Vodafone on 19 February said its shareholders would receive 0.026 shares in Verizon Communications for each Vodafone share, part of the promised £51bn ($85bn, €62bn) return following the sale of the British group's stake in Verizon Wireless.
The company provided an illustrative example. It said each investor would receive a total of 102p per Vodafone share, comprising 72p in Verizon stock and 30p in cash.
Key Dates
Details of the cash payout would be announced on 21 February.
Vodafone shares would be consolidated on February 24 at the ratio of six new shares for every 11 existing shares, following the closure of the deal on 21 February.
The shares would be awarded next week and the cash on March 4.

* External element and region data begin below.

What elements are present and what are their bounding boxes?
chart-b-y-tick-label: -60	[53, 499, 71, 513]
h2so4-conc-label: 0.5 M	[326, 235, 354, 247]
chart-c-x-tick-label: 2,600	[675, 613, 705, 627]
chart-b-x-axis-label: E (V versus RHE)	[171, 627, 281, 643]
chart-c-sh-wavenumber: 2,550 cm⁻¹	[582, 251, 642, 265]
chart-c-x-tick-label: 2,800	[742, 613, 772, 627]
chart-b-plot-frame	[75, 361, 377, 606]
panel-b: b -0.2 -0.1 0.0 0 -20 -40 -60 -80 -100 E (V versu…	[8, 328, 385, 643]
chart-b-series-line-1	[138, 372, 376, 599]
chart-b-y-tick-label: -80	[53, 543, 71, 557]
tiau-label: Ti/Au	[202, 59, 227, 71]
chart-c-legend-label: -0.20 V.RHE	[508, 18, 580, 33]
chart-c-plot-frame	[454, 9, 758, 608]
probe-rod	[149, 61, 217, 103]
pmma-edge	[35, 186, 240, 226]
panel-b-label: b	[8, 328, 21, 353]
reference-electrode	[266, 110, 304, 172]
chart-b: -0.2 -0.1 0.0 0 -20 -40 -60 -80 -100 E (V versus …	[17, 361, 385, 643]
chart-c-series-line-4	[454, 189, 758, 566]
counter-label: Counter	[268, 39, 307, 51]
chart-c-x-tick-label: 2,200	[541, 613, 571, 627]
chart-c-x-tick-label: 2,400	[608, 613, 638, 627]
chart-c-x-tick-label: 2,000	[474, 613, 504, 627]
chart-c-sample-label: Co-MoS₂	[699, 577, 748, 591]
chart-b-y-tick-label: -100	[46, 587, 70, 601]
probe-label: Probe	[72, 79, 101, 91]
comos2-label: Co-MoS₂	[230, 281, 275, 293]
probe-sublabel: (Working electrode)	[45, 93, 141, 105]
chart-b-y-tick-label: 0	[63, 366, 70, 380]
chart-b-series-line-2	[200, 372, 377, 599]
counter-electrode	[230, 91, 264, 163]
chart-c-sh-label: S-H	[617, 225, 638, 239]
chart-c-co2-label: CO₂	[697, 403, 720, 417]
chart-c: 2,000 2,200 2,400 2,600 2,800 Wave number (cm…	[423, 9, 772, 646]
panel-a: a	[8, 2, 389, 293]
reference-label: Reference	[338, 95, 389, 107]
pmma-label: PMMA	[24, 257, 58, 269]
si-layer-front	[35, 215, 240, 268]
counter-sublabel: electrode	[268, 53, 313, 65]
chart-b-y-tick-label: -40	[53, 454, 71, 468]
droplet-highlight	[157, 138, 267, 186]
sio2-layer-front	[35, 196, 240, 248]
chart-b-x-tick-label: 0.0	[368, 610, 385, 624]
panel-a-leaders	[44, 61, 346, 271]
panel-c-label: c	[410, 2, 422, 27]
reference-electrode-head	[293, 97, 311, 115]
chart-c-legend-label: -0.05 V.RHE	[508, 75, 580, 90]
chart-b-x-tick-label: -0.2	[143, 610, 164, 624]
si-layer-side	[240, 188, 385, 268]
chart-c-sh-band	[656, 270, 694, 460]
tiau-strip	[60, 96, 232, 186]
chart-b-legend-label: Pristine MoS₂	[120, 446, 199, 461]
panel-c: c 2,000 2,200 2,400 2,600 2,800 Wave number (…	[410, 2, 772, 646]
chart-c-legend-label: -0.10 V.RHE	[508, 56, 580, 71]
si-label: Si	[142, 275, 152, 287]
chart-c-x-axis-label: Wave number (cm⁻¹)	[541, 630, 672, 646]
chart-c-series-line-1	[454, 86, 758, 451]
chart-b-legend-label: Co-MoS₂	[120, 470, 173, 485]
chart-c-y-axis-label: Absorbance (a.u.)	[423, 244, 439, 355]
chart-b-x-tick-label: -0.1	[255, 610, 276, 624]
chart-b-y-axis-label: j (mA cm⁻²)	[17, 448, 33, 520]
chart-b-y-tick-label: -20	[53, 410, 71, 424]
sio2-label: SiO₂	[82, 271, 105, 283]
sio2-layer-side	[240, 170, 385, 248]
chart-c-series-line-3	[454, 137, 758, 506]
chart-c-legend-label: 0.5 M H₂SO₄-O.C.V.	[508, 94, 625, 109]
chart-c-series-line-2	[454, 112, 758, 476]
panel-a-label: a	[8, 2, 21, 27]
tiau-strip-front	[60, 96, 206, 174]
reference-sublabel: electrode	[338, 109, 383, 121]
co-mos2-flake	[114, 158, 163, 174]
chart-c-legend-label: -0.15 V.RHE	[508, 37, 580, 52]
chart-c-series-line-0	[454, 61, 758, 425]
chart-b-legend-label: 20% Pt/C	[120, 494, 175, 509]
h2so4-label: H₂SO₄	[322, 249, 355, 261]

Vodafone is one of the most widely held stocks in the UK, accounting for nearly 6% of the average FTSE 100 tracker fund. Therefore a large number of investors would have cash to redistribute.
About £10bn would be amassed by index trackers that can only invest in FTSE stocks, according to Citi.
The selling of Verizon shares from FTSE passive funds is expected on 24 February, which would be quickly reallocated in the index.
Several times more cash would be paid to active investors, who could wait for the right market conditions to reinvest their gains.
Citi said that this could mean that the benefits of the payout would extend over several months. As such, the funds could benefit the large number of firms planning stock market flotations or equity raisings over the next two financial quarters.
Corporate Beneficiaries
The biggest beneficiary is expected to be Vodafone itself, according to analysts.
Other firms most likely to benefit include BP, HSBC, GlaxoSmithKline and Royal Dutch Shell, according to Citi.
Nick Wills, head of Citi's portfolio trading team, said the larger FTSE 100 companies stand to gain first and that money would eventually "trickle down" into the FTSE 250.
"It is such a big holding for most investors that it will not go into only one stock. We expect the high income, defensive names to do well, alongside stocks such as HSBC, BP and UK miners. Most UK investors will need to sell the Verizon stake," Wills told the Financial Times.
At the minimum, Citi expects about 186 million Verizon shares to be sold by active non-US funds, which would result in $12.5bn reinvested in FTSE 100 constituents.
However, Citi's upper estimate assumes 387 million shares sold and $26bn reinvested in the FTSE. There would also be a large amount of cash – between $4.6bn and $13bn – reinvested in the MSCI Europe index, according to Citi.
Citi also expects forex trade by passive funds that would buy sterling and sell US dollars of about $2.4bn on the close of 21 February and $5.1bn on the close of 25 February.
Analysts at Macquarie estimate that about a fifth of the £51bn would be recycled back into British equities – about £2.9bn in cash and £7.3bn in Verizon shares needing to be sold – supporting high-yielding media and telecoms companies.
The companies to benefit the most include BT and BSkyB, according to Macquarie, given their large free floats and yields of 3.2% and 3.8%.
Macquarie also named TalkTalk as a beneficiary, alongside media sector firms Informa and Pearson, which have the strongest yields at 4.1% and 4.4%.